Le Mont-Valérien après le 18 mars.

Marais, 23 avril 1880.

Vous me demandez, monsieur, de faire appel à mes souvenirs pour retracer le rôle qu’a rempli le lieutenant-colonel de Lochner, mon père, au Mont-Valérien, pendant la Commune, en 1871. Je vais tâcher de vous satisfaire en vous envoyant sur ce sujet quelques détails absolument certains, qui me sont fournis par ses lettres et par le registre Journal militaire qu’il tint dans ces jours néfastes.

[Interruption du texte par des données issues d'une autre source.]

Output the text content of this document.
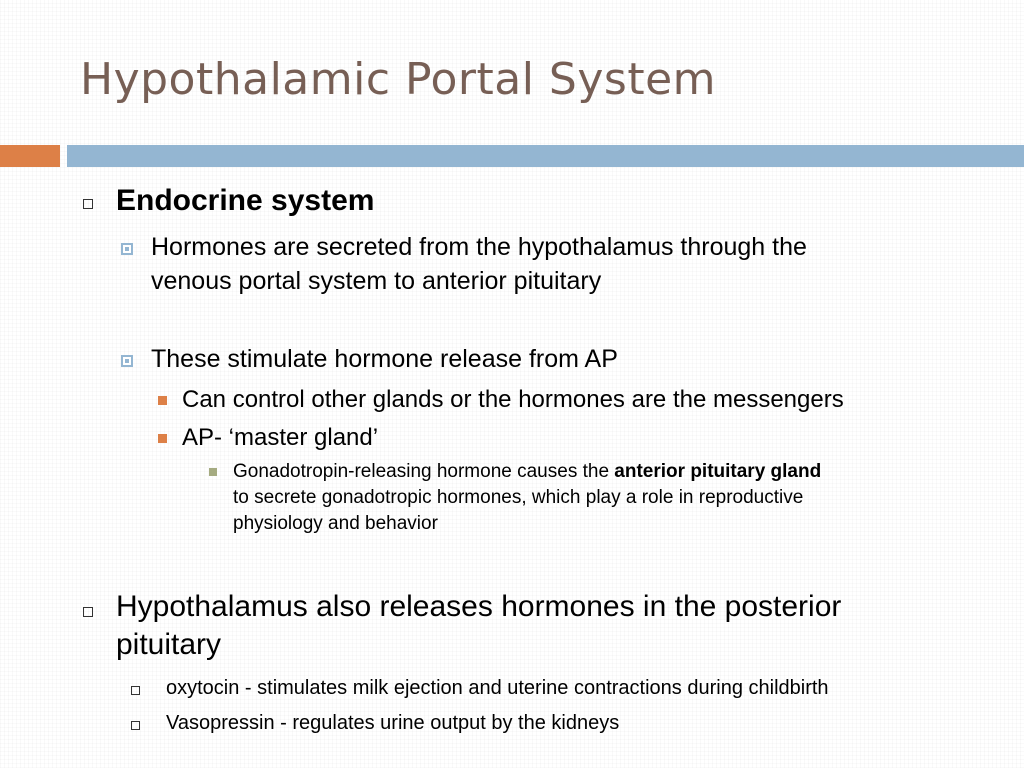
Hypothalamic Portal System
Endocrine system
Hormones are secreted from the hypothalamus through the
venous portal system to anterior pituitary
These stimulate hormone release from AP
Can control other glands or the hormones are the messengers
AP- ‘master gland’
Gonadotropin-releasing hormone causes the anterior pituitary gland
to secrete gonadotropic hormones, which play a role in reproductive
physiology and behavior
Hypothalamus also releases hormones in the posterior
pituitary
oxytocin - stimulates milk ejection and uterine contractions during childbirth
Vasopressin - regulates urine output by the kidneys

En sa qualité de commandant de place, il avait dû, selon les conditions de l’armistice, remettre la forteresse aux mains des Prussiens. Il y rentra le 7 mars, avec un bataillon du 113e de ligne, et y reçut le lendemain les deux bataillons de chasseurs, 21e et 23e, cités par vous à propos de l’assassinat du malheureux Vincenzini. L’esprit de ces bataillons était tel, qu’il manquait le premier jour à l’appel 286 hommes au 21e bataillon, et 315 au 23e.

Il fallait réorganiser les services avec cette garnison, et, pour premier soin, approprier le fort. Voici ce qu’écrivait le colonel de Lochner à ce sujet :

« Les chasseurs sont sans armes, et partant très désœuvrés, tous faubouriens de Paris, et très disposés à achever l’œuvre de destruction si bien réussie par les Prussiens. Vous ne vous figurez pas l’état de saleté et de dégradation dans lequel ils ont laissé mon pauvre fort…. Les ouvriers manquent pour les réparations, et l’on ne consentira pas à faire des dépenses en ce moment malheureux. Tout cela me cause une tristesse inexprimable. Cette dévastation, ces ruines, sont l’image de notre pays tout entier, et je n’ai plus, pour faire diversion aux cruelles pensées que ce dissolvant tableau suggère, la vie si active que je menais pendant la guerre. » (Lettre du 8 mars 1871).

Ce n’était cependant pas l’occupation qui devait lui manquer. Il vit bien vite ce qu’il pressentait, le mauvais vouloir des chasseurs :

« J’ai 3000 chasseurs à pied recrutés dans Paris, actuellement sans armes, qui font le diable, et qui pilleraient comme de véritables insurgés si l’on ne faisait bonne garde. » (Lettre du 10 mars 1871).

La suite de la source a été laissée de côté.